A lot of brave men came back from World War I with a passion for motorcycles and the culture surrounding them. Not only were many exposed to bikes in the war overseas, but riding them provided an escape from reality with a simple twist of the wrist. While motocross wasn't quite a thing yet (motorcycle Polo was), a lot of guys were riding their Indians, Harleys and Excelsior's off-road often jumping these heavy machines like you would a Scrambler. But the real test of moto prowess was the mighty hill-climb where riders hauled ass up a steep slope. The idea seemed easy in theory but near impossible in practice with a lot rogue, ghost-ridden bikes and pulled-over wheelies.
Across America hill-climbs were all the rage in the 1920s and 1930s shown in these found photos. These shots are pretty accurate for the culture at the time where the uniform of choice was a shawl collar wool sweater, Jodphurs and a newsboy cap—no helmet! The knee-length boots were about the only thing that offered any protection from looping a 265 lb. bike, which happened often.
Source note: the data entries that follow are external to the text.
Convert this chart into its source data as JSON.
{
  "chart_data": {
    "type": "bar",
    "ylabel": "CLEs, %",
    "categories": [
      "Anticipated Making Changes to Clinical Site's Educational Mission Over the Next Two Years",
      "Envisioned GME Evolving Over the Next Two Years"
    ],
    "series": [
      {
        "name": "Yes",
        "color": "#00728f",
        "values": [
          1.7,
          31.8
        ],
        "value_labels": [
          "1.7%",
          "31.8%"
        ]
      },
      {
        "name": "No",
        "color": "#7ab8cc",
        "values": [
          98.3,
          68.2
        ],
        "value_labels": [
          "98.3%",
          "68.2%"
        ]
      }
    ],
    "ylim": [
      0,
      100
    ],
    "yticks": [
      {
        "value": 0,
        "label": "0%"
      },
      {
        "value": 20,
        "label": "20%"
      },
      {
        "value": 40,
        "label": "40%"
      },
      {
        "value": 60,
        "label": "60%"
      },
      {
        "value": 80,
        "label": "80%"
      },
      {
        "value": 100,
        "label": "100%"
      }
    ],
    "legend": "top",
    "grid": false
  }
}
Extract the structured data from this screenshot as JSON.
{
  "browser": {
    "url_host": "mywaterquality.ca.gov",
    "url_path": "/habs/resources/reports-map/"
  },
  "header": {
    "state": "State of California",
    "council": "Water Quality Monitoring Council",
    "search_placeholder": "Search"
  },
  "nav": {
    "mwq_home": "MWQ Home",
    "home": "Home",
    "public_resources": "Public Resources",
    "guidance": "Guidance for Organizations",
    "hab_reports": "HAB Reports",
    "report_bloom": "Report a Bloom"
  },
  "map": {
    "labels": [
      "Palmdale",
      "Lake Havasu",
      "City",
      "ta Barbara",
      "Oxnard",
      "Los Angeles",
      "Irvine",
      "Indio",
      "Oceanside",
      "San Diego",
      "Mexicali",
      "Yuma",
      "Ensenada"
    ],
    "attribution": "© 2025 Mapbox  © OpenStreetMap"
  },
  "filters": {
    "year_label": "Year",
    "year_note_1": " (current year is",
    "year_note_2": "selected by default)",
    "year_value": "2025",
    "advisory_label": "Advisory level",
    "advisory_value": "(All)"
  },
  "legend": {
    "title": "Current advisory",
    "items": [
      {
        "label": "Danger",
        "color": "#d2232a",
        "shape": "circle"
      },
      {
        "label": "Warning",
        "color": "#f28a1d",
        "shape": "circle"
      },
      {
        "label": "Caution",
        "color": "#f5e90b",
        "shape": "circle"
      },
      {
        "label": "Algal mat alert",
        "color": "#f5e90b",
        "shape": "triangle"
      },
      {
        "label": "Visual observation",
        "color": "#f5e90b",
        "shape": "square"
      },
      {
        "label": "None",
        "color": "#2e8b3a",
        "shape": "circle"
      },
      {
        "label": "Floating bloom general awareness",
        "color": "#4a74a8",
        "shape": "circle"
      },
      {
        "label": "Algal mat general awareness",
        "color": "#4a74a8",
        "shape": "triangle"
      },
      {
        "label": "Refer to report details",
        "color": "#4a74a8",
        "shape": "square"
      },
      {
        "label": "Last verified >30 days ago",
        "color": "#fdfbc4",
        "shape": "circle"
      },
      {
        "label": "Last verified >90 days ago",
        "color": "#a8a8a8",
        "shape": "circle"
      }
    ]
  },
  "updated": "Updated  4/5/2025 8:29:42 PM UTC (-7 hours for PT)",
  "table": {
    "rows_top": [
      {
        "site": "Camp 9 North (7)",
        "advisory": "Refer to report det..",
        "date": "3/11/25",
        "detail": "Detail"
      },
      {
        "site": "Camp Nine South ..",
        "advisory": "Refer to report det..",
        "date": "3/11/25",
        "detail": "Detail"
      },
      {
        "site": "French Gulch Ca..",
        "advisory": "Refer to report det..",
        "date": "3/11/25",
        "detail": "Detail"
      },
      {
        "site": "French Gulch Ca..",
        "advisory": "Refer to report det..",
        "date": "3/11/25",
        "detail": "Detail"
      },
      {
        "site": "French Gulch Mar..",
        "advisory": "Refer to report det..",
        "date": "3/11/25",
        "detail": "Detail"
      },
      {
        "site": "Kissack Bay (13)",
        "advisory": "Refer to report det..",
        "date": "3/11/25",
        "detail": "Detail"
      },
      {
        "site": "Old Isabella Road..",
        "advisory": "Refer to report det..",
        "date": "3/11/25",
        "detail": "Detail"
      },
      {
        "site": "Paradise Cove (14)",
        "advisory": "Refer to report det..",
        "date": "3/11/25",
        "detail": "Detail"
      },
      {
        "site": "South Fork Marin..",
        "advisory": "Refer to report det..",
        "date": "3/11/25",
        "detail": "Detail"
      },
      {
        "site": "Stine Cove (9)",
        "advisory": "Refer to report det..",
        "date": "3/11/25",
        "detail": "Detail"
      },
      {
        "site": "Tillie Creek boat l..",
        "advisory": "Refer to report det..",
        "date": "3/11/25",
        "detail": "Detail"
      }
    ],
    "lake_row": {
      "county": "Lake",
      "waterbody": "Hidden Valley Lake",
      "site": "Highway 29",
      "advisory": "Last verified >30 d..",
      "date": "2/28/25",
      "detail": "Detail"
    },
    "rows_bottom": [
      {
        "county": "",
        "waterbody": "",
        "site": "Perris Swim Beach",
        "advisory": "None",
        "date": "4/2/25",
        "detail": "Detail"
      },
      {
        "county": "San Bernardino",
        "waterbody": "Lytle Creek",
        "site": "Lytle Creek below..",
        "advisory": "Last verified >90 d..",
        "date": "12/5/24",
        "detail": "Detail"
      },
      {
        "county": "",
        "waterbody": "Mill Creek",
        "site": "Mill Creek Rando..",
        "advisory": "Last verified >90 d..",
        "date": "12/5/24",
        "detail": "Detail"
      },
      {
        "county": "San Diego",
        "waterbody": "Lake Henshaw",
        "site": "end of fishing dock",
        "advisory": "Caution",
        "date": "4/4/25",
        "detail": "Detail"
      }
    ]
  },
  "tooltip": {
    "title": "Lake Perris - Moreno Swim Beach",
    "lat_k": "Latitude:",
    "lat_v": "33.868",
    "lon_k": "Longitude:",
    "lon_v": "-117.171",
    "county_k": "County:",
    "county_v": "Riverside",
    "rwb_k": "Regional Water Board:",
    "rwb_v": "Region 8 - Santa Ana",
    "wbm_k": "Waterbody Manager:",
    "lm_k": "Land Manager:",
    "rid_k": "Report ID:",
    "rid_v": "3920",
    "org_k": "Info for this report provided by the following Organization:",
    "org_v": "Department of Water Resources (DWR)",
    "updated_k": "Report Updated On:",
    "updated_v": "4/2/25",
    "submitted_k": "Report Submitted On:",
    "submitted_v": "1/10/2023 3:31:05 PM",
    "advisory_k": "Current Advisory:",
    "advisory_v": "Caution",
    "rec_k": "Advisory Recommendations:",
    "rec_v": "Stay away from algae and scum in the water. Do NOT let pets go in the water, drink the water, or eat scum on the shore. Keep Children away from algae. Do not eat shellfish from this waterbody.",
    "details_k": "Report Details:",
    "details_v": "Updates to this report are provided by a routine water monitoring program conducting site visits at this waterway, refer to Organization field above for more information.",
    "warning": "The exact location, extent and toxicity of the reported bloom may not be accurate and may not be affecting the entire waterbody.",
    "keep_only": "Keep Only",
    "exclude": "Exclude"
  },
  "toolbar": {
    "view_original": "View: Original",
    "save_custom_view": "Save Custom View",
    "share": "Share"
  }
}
Instead of knobbies, street tires were retrofitted with chains to help with that extra bite.
Out of the many clubs scattered across America, the Oakland Motorcycle Club: Hill-Climb Hellcats & Dirt Devils was one of the more famous. While we can't confirm if these shots were from one of their raucous hill-climbs, it looks pretty damn close and references a time when men did just about anything to prove themselves.